I don't blame alex for cheating with ned but I'm blaming her for cheating on her boyfriend of 10 fucking years , befriending Ariel and acting all sweet to her ,they are both wrong , you can't steal a man / woman who's committed to their partners.
I’ve noticed no one ever talks about sexless marriages. Like years with no sex
Then just leave, don't cheat
Sexless marriages suck, but that still doesn't warrant cheating.. Even though it's difficult to go about divorce, ending the marriage FIRST and seeking out other partners is the way to go.
@@theflyingarioh and if they don’t want you to leave and you tell them you will probably end up cheating ?
@@theflyingarioh bc lets be real, you can love tf outta your partner but if they aren’t meeting a human need,, it’s not realistic to just say divorce when otherwise the marriage is perfect.
@@MaZiya___ easier said than done. How do you leave an otherwise perfect marriage with the love of your life? This isnt about emotions, its about human urges.
I disagree. The woman are not equally to blame. The men were in a relationship and should’ve respected their spouse no matter who came at them. If they were faithful they would’ve stayed faithful even with other people coming at them. Stop blaming the other women.
Alex the one Ned cheated with was in a long term relationship as well even engaged and was well aware of Ned's marriage as she was close with his wife.
Blaming men cannot always be the answer. The worst betrayal is when everyone is well aware that the other is in a relationship and still goes ahead even when engaged to hurt both partners.

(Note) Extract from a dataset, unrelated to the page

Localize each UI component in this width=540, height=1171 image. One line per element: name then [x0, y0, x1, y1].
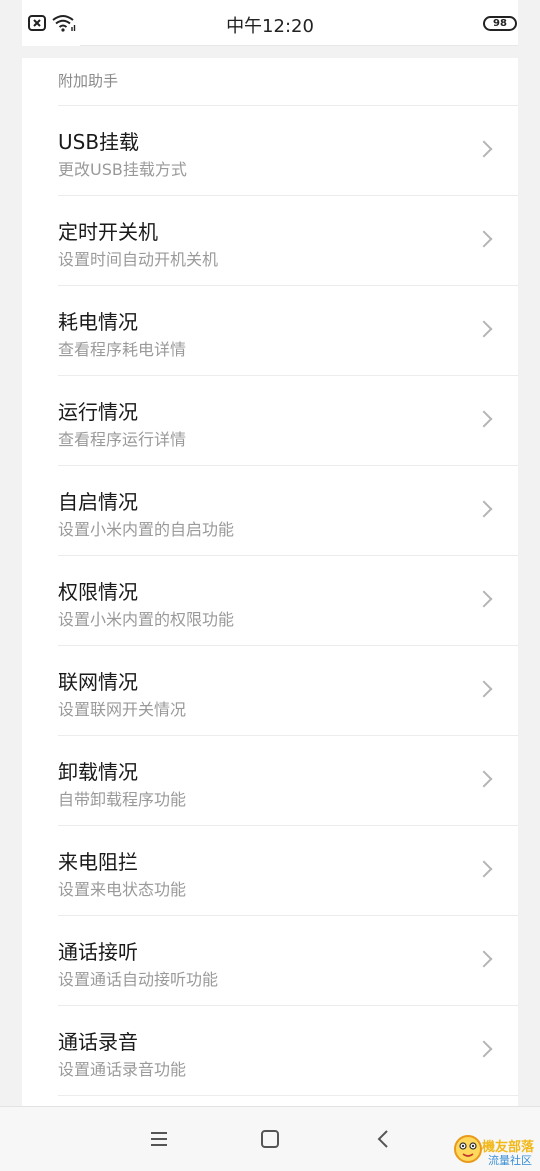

Woman here. I blame Alex just as much as I blame Ned.
I see your point, but Alex was also in a relationship (engaged), so she is definitely equally to blame. Aaaand she claimed to have a friendship with his wife??? I'm sorry, but that just makes her a horrible horrible person in its own way.
I don’t know much about the Adam Levine cheating scandal, but as far as Ned and Alex go, Alex was engaged to someone she had been committed to for 7+ years. She knew going into that relationship that she was with someone and that Ned was with someone - and that there were children involved. Not to mention, she and Ariel were supposed to be friends. I think the only reason there’s nuance to that situation is that Ned was in a position of power but, Alex is just as much to blame and just as wrong as Ned.